Grave of the Fireflies
I spent the first half hour or so of this Studio Ghibli film right on the brink of crying, but I think that may have been more me than the film. The film's about a boy and his baby sister's during the final stages of World War 2 in Japan, amidst firebombing and rationing. I'm going to give away a bit of the plot, but I don't think it's too serious. Ultimately the film was nice enough, but didn't do all that much for me. I also can't shake the interpretation that for all the niceness of trying to find their own way, and not leave her alone, the main character basically kills his sister. It's no Panda Go Panda.
Chungking Express
Chungking Express is not quite the same meticulous, precision crafted film you might know Wong Kar Wei for, but it has the same laden, dreamy style and love of telling stories. The cinematography might not be as sumptuous, but it is still carefully composed and laden with colour. The film has some odd features as well. In particular, it presents two stories, one of which is significantly shorter. The transition between the two takes a little getting used to before you realise they do have entirely different characters. One feature I particularly liked was that the main characters give some narration, thoughts and wisdom, but I never felt these were meant to be taken too seriously. Especially when these pieces of philosophy are issued after eating several dozen tins of pineapple chunks. Stylistically the film's a wonderful evocation of a 24-hour, neon-tinted, multi-lingual city, a setting that fits the its celebration of throwaway chances and romantic possibilities.
Brazil
Probably Terry Gilliam's masterpiece, Brazil always gets compared to 1984, and I'm not going to break the habit.

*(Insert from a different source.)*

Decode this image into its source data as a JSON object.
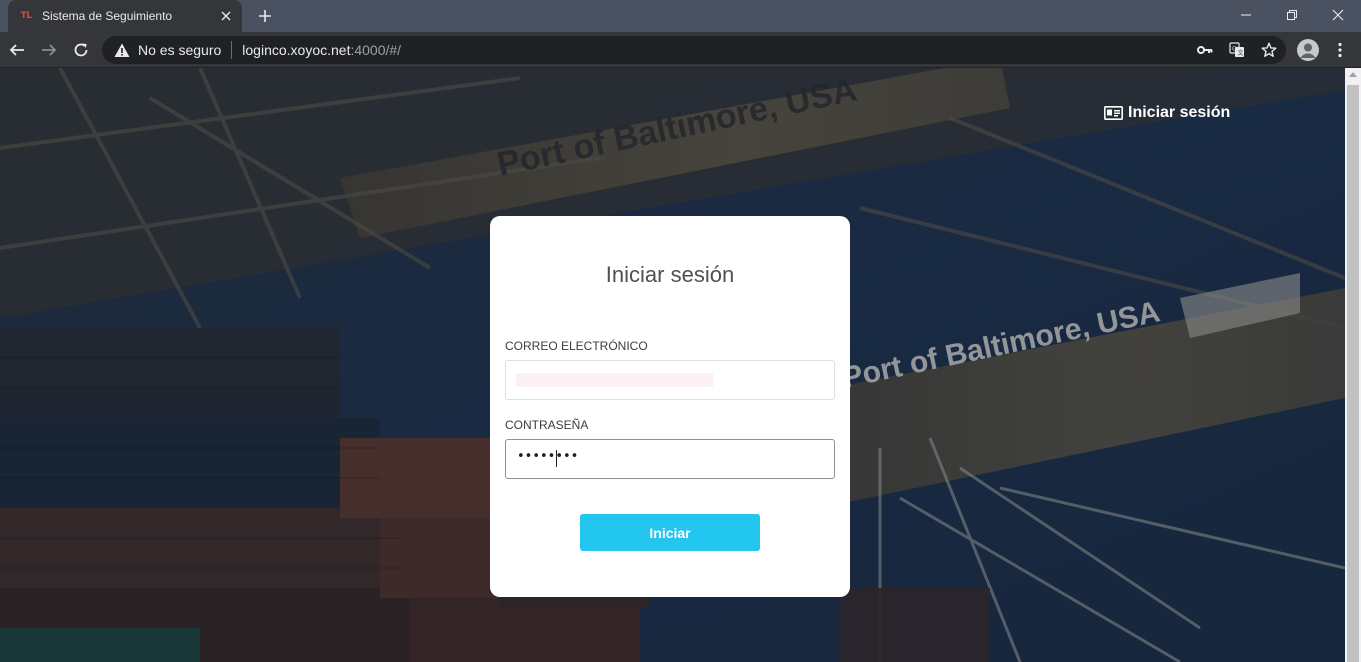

In fact, Brazil is a more plausible vision of the future. Instead of a faceless, ruthlessly efficient system, Brazil's totalitarianism is a somewhat careless bureaucracy. Its staff are not faceless automatons but real people, who might be nice or nasty, but who are bound by their roles and the rules that go with them. You won't get shot for challenging the system, you'll just get bounced around between agencies filling in forms until you lose the will. Ultimately I suppose it is about how people fight and escape from this system with imagination and fantasy. (Although what it does share with 1984 is the use of a woman as a liberating fantasy.) Along with that you have all the visual imagination and wit you'd expect from a Terry Gilliam film, from the architecture that brings to mind early sci-fi, futurism (and its associate fascism), to the immensely long peaks on the engineers' caps. Plus it features Michael Palin as a chummy torturer and Robert de Niro as a renegade heating engineer, who zip-lines out of every scene.